Support saving data in HDF5 files

lnls-fac / apsuite

Accelerator Physics suite

MIT License

1 stars 2 forks source link

Support saving data in HDF5 files #243

Closed ericonr closed 1 year ago

ericonr commented 1 year ago

There are reasons to prefer saving as pickle, but when processing multiple big data files (FOFB SysId ones, in our case), simply loading them can take a long time, and takes up a lot of memory. Something like h5py can handle the data more efficiently, while still keeping most of the "dict of python values" aspect of pickled data.

This might make sense as a general feature, or specifically for SysId data, we can definitely discuss it :)

fernandohds564 commented 1 year ago

Nice suggestion, @ericonr!

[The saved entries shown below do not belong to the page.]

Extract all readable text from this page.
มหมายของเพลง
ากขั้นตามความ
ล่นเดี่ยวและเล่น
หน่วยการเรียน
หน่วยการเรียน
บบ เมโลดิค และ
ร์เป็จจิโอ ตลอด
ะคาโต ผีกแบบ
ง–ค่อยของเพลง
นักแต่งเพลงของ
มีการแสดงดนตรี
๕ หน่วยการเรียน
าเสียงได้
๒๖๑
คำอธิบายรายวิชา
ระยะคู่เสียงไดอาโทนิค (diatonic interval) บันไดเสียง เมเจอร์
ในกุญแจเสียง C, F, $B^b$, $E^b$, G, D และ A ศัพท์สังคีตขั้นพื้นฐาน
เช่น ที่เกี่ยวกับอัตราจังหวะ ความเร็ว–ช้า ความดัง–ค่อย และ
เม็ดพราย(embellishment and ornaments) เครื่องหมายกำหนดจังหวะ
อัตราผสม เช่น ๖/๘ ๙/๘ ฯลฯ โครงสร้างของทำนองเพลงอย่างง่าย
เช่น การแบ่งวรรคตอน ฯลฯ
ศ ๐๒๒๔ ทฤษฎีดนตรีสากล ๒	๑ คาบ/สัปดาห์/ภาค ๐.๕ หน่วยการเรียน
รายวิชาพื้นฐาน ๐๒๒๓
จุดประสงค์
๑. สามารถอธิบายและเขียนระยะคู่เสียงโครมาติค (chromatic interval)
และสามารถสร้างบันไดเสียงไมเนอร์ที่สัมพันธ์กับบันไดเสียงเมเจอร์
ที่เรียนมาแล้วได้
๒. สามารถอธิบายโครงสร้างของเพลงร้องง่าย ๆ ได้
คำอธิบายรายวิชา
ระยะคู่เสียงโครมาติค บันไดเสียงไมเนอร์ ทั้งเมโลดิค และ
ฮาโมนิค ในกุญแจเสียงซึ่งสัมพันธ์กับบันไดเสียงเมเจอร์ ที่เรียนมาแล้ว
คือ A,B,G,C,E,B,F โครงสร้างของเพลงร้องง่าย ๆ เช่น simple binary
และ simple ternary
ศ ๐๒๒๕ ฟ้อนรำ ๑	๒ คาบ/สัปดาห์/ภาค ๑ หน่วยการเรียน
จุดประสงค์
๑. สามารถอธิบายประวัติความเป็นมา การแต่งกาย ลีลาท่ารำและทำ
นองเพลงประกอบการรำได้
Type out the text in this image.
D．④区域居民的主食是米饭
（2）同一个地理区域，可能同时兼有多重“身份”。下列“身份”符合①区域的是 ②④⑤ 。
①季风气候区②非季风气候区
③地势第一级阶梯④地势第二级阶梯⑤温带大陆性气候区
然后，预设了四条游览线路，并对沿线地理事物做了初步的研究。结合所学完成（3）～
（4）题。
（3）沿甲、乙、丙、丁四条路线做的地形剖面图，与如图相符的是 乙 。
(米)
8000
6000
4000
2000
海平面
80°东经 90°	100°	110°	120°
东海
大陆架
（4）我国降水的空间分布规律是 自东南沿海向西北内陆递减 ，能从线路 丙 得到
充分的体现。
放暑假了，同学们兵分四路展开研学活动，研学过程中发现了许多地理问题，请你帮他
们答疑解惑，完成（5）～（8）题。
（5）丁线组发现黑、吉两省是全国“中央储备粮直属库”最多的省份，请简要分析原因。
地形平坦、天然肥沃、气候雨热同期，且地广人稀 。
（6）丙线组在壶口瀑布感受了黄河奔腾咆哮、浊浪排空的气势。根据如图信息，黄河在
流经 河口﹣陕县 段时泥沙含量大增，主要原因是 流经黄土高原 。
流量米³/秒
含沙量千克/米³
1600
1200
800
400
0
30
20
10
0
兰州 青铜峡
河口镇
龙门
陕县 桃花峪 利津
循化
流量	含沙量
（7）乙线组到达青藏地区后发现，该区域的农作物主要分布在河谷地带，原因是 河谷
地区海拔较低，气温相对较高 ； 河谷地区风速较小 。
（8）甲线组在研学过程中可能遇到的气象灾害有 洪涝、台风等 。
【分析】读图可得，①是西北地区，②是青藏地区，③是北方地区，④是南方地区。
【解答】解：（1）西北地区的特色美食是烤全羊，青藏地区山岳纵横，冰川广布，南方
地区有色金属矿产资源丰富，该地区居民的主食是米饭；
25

I think it's easy to generalize our saving and loading methods to handle both formats, according to the users' preference.

Just to register, could you provide here an example comparing both data formats in terms of saving and loading times and memory usage?

ericonr commented 1 year ago

Loading and processing 10 files, with 4 processes (multiprocessing):

HDF5: 47s, about 2.6GB of RAM per process
pickle: 1min 48s, about 3.5GB of RAM per process

The RAM difference is likely due to us only using part of the arrays, so the whole file doesn't have to be loaded into RAM (which is an advantage of HDF5).

I haven't measured saving times yet, though.